Gryzonie w bajkach mają imiona najczęściej związane ze swoją naturą.
Zębuś, czy jakiś Gryzuś. Jest to bardzo rasistowski zwyczaj.
Ta mysz wybrała więc, żeby się nie nazywać w ogóle. Nie chciała swoim istnieniem powielać stereotypów rasowych.
Ponieważ mało kogo obchodzi jak myszy mają na imię, jej bunt przeszedł bez większego echa.

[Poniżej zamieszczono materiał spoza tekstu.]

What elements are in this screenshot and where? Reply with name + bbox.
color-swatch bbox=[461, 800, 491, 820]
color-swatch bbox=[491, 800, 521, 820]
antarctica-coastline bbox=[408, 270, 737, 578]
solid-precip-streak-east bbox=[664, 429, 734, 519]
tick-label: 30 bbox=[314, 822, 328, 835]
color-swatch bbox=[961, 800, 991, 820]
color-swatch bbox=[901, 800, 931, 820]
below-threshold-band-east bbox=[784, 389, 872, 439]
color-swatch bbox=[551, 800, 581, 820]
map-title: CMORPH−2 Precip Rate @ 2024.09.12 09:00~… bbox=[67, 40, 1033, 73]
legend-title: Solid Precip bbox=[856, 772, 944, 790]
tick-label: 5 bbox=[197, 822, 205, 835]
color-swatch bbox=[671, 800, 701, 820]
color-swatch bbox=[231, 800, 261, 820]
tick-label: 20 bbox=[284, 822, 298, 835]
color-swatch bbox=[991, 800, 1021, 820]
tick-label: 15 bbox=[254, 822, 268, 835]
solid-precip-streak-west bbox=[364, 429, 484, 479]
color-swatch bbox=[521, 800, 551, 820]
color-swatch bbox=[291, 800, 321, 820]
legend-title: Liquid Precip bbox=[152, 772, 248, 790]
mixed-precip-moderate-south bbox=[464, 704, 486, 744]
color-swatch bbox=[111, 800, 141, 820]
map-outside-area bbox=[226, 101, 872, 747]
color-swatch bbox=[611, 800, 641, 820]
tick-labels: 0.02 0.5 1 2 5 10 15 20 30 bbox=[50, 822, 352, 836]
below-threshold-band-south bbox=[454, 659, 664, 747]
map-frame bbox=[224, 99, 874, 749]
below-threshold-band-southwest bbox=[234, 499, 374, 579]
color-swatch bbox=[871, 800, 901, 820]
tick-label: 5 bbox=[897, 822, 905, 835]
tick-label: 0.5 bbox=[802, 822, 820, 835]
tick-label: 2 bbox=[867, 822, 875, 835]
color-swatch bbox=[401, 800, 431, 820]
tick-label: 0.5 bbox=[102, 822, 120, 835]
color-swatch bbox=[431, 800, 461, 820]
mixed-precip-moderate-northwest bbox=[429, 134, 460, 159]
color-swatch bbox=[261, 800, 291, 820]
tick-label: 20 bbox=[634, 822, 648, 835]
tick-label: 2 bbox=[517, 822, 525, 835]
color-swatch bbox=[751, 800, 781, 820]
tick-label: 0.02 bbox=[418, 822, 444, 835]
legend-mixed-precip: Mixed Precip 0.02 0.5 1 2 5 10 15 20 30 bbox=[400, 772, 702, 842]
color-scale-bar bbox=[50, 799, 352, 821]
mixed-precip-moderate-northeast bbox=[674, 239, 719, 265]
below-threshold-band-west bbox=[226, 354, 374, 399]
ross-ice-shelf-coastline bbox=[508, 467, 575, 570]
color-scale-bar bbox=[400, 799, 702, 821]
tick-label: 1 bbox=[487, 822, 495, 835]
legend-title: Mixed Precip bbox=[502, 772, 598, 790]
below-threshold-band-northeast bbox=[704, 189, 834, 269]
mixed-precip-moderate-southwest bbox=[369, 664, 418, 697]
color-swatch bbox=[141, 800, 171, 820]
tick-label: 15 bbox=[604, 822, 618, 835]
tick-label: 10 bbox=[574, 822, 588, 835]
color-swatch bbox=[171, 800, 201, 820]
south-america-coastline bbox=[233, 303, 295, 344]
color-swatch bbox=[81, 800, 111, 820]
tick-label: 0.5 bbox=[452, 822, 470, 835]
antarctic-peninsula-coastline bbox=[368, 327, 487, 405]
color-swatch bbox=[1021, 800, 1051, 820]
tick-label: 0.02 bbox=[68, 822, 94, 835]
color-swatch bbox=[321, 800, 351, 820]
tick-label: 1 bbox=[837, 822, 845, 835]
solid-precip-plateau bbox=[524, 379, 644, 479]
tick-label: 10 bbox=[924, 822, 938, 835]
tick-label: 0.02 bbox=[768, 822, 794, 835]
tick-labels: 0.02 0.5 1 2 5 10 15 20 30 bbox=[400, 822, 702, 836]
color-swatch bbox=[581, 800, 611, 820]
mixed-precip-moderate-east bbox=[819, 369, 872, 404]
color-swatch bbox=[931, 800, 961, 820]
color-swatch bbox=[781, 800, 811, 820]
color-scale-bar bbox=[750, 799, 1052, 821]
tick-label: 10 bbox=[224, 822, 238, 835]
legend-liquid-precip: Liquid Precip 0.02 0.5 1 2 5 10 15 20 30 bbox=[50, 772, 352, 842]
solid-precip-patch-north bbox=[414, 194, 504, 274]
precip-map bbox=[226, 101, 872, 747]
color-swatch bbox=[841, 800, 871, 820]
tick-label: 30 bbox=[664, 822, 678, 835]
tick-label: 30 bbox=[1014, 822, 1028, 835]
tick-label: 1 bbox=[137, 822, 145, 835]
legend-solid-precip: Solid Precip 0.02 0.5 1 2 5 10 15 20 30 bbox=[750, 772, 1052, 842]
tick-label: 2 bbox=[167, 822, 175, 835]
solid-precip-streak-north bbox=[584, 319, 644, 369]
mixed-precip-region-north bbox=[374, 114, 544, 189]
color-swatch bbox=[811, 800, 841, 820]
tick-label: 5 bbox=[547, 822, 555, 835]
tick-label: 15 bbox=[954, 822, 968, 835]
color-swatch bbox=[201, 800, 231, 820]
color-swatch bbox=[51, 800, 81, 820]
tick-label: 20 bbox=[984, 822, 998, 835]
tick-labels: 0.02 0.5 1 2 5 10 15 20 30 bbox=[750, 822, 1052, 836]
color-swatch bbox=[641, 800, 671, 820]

Usiadła więc na takim dużym kamieniu, położonym dogodnie na samym środku łąki, tak by przechodzące zwierzęta mogły… Szczerze mówiąc nie doszła do uzasadnienia, gdyż nadleciał myszołów.
Myszołów nazywał się właśnie tak, Myszołów. Co więcej, akceptował to, a nawet był z tego powodu bardzo kontent. Był też kontent, że mysz, którą trzyma w szponach siedziała tak dogodnie na kamieniu, dzięki czemu nie musiał brudzić sobie skrzydeł pyłkami kwitnących właśnie traw. Nastroiło go to do swej zdobyczy całkiem pozytywnie. Przyjaźnie nawet.
— Nie martw się — szepnął gdy lecieli wyjątkowo wysoko. — Nie upuszczę cię.